The foundation, instead, should be made of things like learning about each other’s families’ backgrounds, your careers, your emotional state, meeting each other’s friends, and learning about what makes this person tick, or not.
The walls should be made of more important things that will make things stable and secure, such as our financial stability, our political and religious beliefs, our tolerance, our patience, how we handle crisis and stress. Basically, of our values and morals.
The windows should be the trauma and the issues each one of us brings with us into the house that we may choose to escape through or close to keep us both safe.
Now, comes the roof. The last piece of the building. Now, it can fit perfectly above the rest and shelter the entire thing securely.
This process is the only process that should be followed, but it literally never is. This process should be taught in schools and churches and by our parents to encourage logic. But it just isn’t. Everything we do is based on impulse and emotion, and how has that worked for us so far? The divorce rate, according to Google, is around 53 percent. But I don’t believe that number, because I don’t know a single person who hasn’t been divorced at least once. They may be married now, but they should still count as part of the divorce figure.
I am currently in a relationship solely based on sex, and the sex has become so unbelievable that the word “love” has come into the picture without an invitation. It just popped in like a friend pops in on a Friday night unannounced. It is like one of those friends you really like who is funny and congenial and pleasant, but should he pop in just like that at any moment?
But how could I not “love” someone who makes me feel like I am wrapped in joy? Someone who caresses me and gives her body to me unconditionally and pleases me constantly?
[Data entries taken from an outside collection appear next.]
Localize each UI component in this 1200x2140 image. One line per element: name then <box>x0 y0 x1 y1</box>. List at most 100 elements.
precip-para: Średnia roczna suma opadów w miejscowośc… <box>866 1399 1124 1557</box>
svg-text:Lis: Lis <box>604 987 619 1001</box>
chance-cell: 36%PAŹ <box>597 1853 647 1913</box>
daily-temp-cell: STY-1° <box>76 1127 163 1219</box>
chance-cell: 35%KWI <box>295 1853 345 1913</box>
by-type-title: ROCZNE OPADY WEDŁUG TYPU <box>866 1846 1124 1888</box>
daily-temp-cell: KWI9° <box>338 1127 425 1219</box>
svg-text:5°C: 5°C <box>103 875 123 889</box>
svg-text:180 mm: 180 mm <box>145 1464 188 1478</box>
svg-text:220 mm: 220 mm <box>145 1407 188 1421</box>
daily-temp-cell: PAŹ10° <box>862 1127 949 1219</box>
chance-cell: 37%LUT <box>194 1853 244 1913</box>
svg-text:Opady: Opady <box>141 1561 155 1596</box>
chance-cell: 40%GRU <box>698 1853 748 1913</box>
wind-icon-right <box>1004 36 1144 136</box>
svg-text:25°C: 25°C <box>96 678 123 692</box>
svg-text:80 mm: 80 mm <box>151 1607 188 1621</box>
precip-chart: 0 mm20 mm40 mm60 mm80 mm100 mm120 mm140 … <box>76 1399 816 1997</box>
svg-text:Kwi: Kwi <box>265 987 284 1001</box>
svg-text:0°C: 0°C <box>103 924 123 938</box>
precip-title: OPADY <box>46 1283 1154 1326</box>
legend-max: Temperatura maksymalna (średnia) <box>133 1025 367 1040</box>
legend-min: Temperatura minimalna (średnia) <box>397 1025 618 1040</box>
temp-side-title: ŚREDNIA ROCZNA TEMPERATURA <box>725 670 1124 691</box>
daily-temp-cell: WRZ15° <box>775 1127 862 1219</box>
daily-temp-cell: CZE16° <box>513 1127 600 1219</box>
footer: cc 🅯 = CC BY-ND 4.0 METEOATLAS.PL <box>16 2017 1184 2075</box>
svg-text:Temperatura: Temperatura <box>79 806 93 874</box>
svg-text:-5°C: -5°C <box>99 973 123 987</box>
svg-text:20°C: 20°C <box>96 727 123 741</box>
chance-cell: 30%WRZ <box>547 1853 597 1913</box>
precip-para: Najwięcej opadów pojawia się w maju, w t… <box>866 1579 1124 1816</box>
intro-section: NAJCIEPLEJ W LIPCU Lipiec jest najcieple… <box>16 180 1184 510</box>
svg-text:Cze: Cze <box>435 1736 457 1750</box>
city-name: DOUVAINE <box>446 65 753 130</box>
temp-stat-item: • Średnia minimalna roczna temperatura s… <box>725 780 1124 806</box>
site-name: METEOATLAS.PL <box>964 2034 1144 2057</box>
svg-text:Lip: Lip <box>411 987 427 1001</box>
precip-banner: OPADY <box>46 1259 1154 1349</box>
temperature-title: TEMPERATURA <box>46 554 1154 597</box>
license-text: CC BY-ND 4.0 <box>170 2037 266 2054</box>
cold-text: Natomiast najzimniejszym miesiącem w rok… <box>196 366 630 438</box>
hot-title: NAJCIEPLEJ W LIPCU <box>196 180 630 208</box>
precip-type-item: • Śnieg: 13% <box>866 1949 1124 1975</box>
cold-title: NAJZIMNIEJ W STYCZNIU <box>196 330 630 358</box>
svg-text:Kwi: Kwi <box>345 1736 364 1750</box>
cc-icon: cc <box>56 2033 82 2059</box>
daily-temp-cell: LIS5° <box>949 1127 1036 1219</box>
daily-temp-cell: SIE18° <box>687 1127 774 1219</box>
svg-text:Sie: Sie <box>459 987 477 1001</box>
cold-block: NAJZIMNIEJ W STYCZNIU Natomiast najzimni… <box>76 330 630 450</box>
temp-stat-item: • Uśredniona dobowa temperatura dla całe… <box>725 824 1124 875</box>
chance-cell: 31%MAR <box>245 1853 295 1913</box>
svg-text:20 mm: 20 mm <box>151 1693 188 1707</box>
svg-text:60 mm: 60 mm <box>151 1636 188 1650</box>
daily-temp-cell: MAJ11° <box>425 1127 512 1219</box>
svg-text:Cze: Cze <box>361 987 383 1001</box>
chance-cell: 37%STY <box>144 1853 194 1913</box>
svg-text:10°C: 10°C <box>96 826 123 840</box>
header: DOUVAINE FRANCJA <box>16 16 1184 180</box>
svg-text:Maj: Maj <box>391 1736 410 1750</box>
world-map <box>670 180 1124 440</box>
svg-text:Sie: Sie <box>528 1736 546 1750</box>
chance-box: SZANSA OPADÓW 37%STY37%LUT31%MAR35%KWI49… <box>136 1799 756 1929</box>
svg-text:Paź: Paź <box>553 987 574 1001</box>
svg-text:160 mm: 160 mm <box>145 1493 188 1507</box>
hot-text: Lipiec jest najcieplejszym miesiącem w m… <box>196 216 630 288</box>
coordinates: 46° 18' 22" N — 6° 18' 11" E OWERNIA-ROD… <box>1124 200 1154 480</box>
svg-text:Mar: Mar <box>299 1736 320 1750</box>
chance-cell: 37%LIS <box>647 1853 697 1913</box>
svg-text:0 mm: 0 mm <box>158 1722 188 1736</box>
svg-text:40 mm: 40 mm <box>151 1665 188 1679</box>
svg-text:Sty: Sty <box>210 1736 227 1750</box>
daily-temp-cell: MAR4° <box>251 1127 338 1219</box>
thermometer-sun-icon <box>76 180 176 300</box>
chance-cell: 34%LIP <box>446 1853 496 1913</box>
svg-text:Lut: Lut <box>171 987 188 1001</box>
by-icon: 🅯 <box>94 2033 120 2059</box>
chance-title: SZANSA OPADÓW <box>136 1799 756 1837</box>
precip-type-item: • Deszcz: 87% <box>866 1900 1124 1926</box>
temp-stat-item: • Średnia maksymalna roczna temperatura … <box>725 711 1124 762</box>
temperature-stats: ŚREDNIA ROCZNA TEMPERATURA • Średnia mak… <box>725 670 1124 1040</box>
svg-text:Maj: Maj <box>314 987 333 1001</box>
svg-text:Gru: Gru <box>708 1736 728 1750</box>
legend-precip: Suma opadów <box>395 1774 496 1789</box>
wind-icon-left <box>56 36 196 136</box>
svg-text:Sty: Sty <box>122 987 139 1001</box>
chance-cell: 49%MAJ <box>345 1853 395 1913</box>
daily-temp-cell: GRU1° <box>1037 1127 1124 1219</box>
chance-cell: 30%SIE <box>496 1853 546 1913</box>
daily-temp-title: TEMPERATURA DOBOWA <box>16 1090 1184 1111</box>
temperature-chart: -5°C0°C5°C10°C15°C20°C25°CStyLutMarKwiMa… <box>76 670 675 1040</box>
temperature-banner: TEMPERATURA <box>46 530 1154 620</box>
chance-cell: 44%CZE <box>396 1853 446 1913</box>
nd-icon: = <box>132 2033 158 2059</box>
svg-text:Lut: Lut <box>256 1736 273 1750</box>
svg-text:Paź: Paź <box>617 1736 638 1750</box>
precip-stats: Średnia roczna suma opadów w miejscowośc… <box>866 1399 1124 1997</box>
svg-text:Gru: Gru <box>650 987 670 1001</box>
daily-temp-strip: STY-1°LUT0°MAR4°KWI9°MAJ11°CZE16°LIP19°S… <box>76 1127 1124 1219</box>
The answer is: I can “think” that I love her, but the second sex becomes a routine, or repetitive or predictable (which it will), I will be in the company of a stranger whom I either know nothing about or who doesn’t know anything about me, leaving us no option but to “start talking,” and more likely than not, running into the things that both of us will not like and might even hate about one another.
Now, it is raining hard, the roof is leaking, and we stand with our arms crossed in opposite corners with no protection, or way to start building.
We started at the end. We blew our chances. We never build anything, to begin with.